I chose to look at insurance costs in Connecticut because it’s one of the few exchange websites that I’ve been able to search reliably.
To create a benchmark for comparison, I searched eHealthInsurance.com Monday morning and found that a 30-year old living in Hartford, Conn., can currently purchase a plan from insurer ConnectiCare for $109.59 per month that has a $5,000 deductible and caps out-of-pocket costs at $6,000.
I found a roughly similar plan on Connecticut's state health insurance exchange -- a ConnectiCare policy that has a $5,000 deductible and a $6,250 cap in out-of-pocket costs.
The base price of the plan on the exchange was $221.48, or slightly more than double the pre-Obamacare cost of the similar plan.
I then adjusted the income level of the theoretical Hartford 30-year old and created the graph that accompanies this post, which looks at the cost of the plan after subsidies at various income levels.
As the graph shows, at $17,500 in income, federal subsides would be significant enough to allow individuals to enroll in the plan at no cost to themselves.
At $27,500 of earnings, the cost of the plan would be $105.57, nearly the same as the pre-Obamacare cost. But after that point, the Obamacare cost starts exceeding the pre-Obamacare status quo.

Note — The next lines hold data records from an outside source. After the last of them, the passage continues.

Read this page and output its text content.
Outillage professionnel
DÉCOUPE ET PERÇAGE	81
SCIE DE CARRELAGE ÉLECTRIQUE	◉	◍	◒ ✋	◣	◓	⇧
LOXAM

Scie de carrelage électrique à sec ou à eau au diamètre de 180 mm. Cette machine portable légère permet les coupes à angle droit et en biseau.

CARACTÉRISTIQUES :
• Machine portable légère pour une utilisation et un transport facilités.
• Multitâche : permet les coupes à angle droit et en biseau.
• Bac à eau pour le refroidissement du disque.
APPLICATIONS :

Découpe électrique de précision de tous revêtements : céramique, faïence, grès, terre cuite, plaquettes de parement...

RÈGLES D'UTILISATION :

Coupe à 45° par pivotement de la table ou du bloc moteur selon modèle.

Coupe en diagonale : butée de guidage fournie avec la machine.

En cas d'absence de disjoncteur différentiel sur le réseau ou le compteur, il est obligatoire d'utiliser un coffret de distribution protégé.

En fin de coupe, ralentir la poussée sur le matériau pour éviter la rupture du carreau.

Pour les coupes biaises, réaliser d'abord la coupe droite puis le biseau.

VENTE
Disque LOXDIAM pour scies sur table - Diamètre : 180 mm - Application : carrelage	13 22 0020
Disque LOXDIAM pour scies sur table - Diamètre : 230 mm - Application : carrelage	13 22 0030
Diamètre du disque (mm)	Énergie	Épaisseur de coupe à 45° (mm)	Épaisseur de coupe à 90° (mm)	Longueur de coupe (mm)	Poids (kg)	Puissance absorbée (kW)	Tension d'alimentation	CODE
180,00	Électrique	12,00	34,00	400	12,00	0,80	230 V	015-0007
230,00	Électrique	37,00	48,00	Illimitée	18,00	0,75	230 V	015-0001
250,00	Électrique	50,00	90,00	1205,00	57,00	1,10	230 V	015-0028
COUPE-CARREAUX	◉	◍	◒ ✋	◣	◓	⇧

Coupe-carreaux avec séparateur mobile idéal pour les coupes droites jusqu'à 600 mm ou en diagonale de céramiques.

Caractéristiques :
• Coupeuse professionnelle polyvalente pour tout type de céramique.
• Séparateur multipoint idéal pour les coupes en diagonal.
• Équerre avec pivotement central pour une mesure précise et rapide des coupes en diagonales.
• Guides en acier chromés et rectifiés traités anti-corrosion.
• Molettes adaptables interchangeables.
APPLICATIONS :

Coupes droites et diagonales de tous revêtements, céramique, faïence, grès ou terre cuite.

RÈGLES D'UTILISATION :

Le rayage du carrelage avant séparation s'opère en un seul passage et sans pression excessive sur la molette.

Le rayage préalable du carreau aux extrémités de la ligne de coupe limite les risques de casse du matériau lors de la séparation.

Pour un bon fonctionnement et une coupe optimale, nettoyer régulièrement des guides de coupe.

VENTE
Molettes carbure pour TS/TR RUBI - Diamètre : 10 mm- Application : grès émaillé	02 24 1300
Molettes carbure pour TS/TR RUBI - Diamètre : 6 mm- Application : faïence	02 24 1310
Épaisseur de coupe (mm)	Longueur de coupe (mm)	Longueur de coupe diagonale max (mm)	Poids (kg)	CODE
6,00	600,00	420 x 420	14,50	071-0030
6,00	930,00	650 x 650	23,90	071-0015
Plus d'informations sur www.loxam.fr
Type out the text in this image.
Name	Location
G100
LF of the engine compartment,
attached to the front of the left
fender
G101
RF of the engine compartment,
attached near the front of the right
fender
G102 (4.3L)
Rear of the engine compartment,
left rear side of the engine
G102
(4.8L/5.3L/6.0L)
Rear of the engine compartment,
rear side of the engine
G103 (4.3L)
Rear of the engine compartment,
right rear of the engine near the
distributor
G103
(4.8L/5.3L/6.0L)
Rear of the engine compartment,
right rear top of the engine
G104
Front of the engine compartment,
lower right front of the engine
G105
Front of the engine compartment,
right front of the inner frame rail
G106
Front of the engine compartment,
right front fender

And by $37,500 in income, 30-year old individuals from Hartford earn too much money to qualify for any subsidies, meaning the cost of purchasing the same insurance policy is slightly more than double than what it was this year, before the effects of Obamacare.
This, of course, is only one aspect of the debate. Remember, for Obamacare to succeed, about 40 percent of enrollees have to be from the young and healthy demographic.
Subsidies are one way in which the administration hopes to entice young people to sign up. But if that doesn’t work, they hope the threat of a financial penalty will be enough to compel them to purchase insurance.
However, in 2014, the mandate penalty is $95 or 1 percent of taxable income, so it isn’t a very powerful stick. For the plan referenced above, the cost of premiums would be higher than the cost of the mandate, even for somebody earning $20,000.
For somebody earning $35,000, premiums on the ConnectiCare plan would be nearly $2,500 annually, while the mandate penalty would only be about $250.
Thus, even if administration officials can fix Obamacare’s technical problems, they may have a hard time convincing young and healthy Americans to purchase insurance.